A human brain is divided into two hemispheres.
Image: Shutterstock.com

Depth of sleep was also measured in different brain networks. Brain networks are composed of several different brain regions but they work together. One of these – the default-mode network – is linked to spontaneous mind wandering. So if someone’s mind wanders spontaneously, the default-mode network may be activated.

We found it was the default-mode network that slept less when the left hemisphere slept lighter, suggesting the mind was wandering – or on some form of alert.

We also found participants with stronger interhemispheric asymmetry in the default-mode network slept worse. The interhemispheric asymmetry in the sleeping brain was seen only on the first night when the environment was new. During the next session, everyone slept soundly.

Did the left hemisphere sleep lighter during the first session because it was monitoring the environment? If so, this hemisphere would also be able to react to subtle signals. We tested this possibility in the next experiment.

The next experiment

While participants slept, they were presented with two different beep sounds through earphones. One sound was of a high, unusual frequency, while the other was an ordinary frequency sound.

Most of the time, the participants would hear the normal sound, but once in a while, we would present them with a rare sound. We then measured how much each hemisphere responded to either sound.

We found the lighter-sleeping (left) hemisphere was more alert than the right when presented with an unusual sound. It actually responded strongly to unusual sounds but not as strongly to ordinary sounds. Again, these effects were only seen during the first sleep session and not the next.
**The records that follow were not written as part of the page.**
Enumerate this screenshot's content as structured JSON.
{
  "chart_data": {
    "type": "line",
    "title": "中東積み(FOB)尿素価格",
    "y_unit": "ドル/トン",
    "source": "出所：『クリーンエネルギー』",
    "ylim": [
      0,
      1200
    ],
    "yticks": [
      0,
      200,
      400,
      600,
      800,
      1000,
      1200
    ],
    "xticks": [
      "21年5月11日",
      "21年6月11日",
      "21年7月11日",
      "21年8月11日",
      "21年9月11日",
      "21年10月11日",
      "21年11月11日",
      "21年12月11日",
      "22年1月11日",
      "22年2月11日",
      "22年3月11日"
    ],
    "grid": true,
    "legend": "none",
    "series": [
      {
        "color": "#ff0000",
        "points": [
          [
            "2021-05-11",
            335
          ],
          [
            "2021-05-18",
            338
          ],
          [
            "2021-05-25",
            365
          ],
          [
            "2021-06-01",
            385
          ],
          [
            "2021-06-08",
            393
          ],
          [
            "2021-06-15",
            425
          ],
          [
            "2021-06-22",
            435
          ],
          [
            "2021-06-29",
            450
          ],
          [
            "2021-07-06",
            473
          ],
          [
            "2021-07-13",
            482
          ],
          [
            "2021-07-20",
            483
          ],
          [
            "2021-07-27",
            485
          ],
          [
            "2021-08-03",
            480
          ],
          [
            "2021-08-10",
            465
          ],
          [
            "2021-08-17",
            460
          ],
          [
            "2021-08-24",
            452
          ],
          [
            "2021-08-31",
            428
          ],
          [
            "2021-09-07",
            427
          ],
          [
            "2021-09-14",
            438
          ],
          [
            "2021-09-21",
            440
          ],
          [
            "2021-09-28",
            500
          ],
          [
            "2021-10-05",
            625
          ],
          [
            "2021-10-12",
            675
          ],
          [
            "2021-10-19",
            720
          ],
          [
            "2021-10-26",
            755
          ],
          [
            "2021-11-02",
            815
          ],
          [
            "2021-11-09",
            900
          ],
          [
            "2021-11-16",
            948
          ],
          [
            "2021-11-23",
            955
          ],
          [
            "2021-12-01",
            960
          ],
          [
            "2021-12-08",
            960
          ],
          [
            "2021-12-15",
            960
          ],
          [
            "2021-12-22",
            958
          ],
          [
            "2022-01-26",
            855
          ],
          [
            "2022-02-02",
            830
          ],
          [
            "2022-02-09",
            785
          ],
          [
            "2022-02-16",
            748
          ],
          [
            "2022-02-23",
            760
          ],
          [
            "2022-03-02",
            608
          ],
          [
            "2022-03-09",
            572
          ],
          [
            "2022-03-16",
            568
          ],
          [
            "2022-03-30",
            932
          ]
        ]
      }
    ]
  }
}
Then we wondered whether this vigilance meant people could wake and react faster to unusual signals in a new place. We asked participants to tap their fingers when they heard a sound. Like in the previous experiment, beep sounds were presented through earphones while participants were asleep.

In the first session, participants woke and tapped their fingers faster to an unusual sound than on the second, when the room had become familiar. And these were linked with the left hemisphere detecting the sounds.

We also noted participants' anxiety levels weren’t any different between the two sleep sessions, so it’s unlikely this is a factor.

Like some animals, the interhemispheric brain asymmetry that happens on the first night in humans might act as a security guard to protect them from danger.